In my last project, the UI team decided not to host its angular app in Docker…

I started looking into it, as probably for other projects this will be necessary.

Things I need to have:

  1. Not need to rebuild the world every time. npm i usually takes too long.
  2. Be able to edit code and see it changed in the browser.
  3. Hit my APIs seamlessly. bonus point if I don’t need to change my env, as I want to have a really easy to set up dev environment
  4. be able to access my app from my localhost, and my local browsers

Nice things to have

  1. Run unit tests inside the container (or separate container) using ng test.
  2. Have a deployment Container with the angular AOT compilation.
  3. Multi-platform (win, mac, linux)

The proposed solution

In order to get this done, I created some docker files inside my project, that will drive the creation and deployment of the container.

Build the container

I created a Dockerfile just like this:

FROM node:12.2.0
WORKDIR /myApp
ENV PATH /myApp/node_modules/.bin:$PATH

COPY package.json /myApp/package.json
RUN npm install -g @angular/cli@7.3.9
RUN npm install

COPY . /myApp
CMD ng serve --watch=true --host=0.0.0.0

And the following .dockerIgnore

node_modules
.git
.gitignore

As Jack the Ripper would say: Lets take this piece by piece.

I am starting with a node V.12 docker container, then I set my work dir to myApp, and add the node_modules/.bin to the path.

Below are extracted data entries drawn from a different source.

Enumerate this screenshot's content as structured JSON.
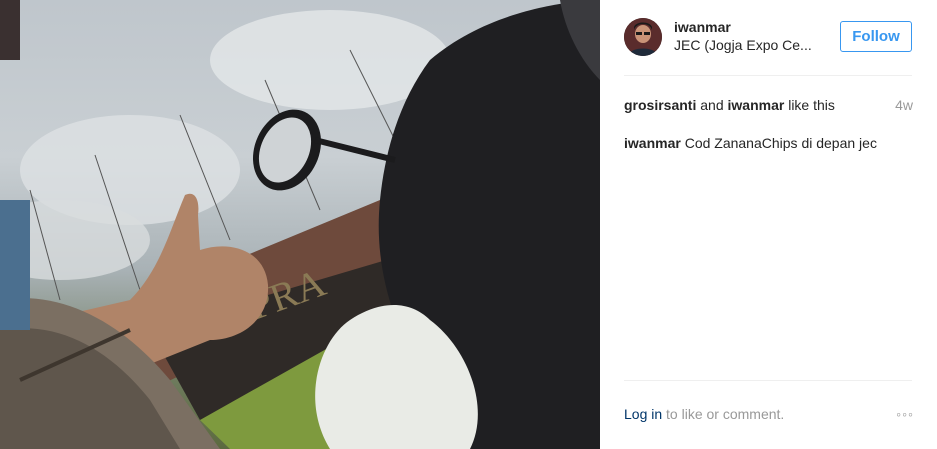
{
  "post": {
    "username": "iwanmar",
    "location": "JEC (Jogja Expo Ce...",
    "follow_label": "Follow",
    "likes": {
      "user1": "grosirsanti",
      "connector": " and ",
      "user2": "iwanmar",
      "suffix": " like this"
    },
    "age": "4w",
    "caption": {
      "author": "iwanmar",
      "text": "Cod ZananaChips di depan jec"
    }
  },
  "footer": {
    "login_label": "Log in",
    "login_suffix": " to like or comment.",
    "more_icon": "more-dots-icon",
    "more_glyph": "◦◦◦"
  },
  "colors": {
    "accent": "#3897f0",
    "link_dark": "#003569",
    "muted": "#999999",
    "text": "#262626"
  }
}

Then I copy the packake.json file to the container, in the myApp dir and run npm install to install first the angular CLI and then the app dependencies. I do this here so I can take advantage of Docker’s build cache.

Then I copy all the content of myApp to the /myApp directory, and run the serve command establishing the host as 0.0.0.0, otherwise it would be localhost, and I don’t think this would work when I expose the ports. I also add the --watch=true flag so changes in the code will trigger new angular build. This will allow me to see real-time in the browser changes that I make in the code, without having to manually trigger a container build. (more on this later)

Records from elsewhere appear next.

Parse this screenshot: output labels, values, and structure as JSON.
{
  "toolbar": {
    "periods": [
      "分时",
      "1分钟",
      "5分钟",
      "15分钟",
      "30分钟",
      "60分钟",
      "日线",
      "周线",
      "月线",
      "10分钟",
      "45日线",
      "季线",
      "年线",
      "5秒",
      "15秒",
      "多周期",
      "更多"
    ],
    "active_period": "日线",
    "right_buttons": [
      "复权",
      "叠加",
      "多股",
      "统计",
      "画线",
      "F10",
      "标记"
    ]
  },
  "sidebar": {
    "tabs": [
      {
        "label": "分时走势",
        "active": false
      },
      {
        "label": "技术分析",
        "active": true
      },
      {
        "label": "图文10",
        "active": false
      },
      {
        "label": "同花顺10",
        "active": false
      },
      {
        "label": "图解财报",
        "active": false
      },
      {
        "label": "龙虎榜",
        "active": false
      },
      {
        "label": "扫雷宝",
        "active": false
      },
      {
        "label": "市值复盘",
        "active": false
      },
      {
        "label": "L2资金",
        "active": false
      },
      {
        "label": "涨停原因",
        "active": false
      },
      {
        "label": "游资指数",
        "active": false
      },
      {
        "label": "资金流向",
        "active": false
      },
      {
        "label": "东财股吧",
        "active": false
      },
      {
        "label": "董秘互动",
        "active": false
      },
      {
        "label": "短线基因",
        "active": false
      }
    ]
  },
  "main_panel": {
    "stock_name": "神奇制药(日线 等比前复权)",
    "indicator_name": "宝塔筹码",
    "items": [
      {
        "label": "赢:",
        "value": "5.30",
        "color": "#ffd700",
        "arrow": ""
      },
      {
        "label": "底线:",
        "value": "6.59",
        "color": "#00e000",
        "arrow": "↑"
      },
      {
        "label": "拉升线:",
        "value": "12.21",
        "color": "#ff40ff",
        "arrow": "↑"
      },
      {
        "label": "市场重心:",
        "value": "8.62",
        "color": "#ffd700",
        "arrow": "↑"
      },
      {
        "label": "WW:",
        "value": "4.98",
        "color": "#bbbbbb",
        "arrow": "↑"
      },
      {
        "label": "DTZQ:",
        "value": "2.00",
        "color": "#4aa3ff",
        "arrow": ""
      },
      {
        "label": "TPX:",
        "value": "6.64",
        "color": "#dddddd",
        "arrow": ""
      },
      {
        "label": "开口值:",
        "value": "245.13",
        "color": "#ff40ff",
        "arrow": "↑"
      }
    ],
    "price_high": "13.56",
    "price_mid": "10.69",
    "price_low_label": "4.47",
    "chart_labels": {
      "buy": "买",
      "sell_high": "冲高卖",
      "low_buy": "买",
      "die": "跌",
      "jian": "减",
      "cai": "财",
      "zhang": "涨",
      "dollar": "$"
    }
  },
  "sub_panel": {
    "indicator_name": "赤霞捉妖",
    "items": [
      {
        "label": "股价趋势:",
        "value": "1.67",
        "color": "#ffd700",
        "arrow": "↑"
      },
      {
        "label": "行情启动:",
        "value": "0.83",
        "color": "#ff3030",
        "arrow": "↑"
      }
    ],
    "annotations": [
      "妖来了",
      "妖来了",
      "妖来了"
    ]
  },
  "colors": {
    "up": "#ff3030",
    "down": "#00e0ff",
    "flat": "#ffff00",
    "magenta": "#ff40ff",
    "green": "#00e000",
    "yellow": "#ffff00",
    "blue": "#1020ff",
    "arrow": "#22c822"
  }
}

I set the .dockerignore with the node_modules and .git so these heavy dirs don’t make their way to the container.

Run the container

For running the container, I created a docker-compose file like this:

version: '3.4'
volumes:
  node_modules:

services:
  ui:
    image: ${DOCKER_REGISTRY}ng
    build:
      context: ./
      dockerfile: ./Dockerfile
    ports:
      - 4200:4200
    volumes:
      - ./src:/myApp/src
      - node_modules:/myApp/node_modules

First I establish an anonymous volume where the node_modules will be stored. I do this so when recreating the container I don’t lose them. Then in the services, I establish the image name, the Dockerfile to use, expose the 4200 port and set the volumes I will use:

  • The first one will map my src dir to the containers src dir, so I don’t need to change the files inside the container, I can do that from the exterior.
  • The second maps the node_modules to the anonymous volume so they get persisted when the container stops.

The results

Well… mixed results: the container gets created, and the node modules installed alright; the app gets built and server fine. I can check #1, #3 and #4, but #2 is not working… I edit my file and the container does not see it changed 😒…

More investigation

So, I found a couple of github issues that state that this is a docker for windows known issue. This is a bummer. But wait! I have a WSL2 Ubuntu on windows distro!! (pretty awesome I must say). I also installed the latest edge Docker for windows that will use WSL2 instead of a hyper-V VM So, I copy the project into my Linux instance and rebuild everything from bash and do docker-compose build && docker-compose up… then I modify the files in my Linux (use VS code remote WSL to do that) and VOILA! 😎 changes in my code get tracked down in my container and the code is rebuilt! So I can sorta check #2 as well, and #3 from nice-to-have! I know this comes with a big payload, as you need

  • Windows 10 Insiders (slow ring)
  • WSL upgraded to V2
  • Docker Edge Channel, with the experimental Docker for WSL2 Engine turned on.

But this will be out in the open really soon and from where I stand all is working really well!!

I will try to get the other 2 missing points and will post my results.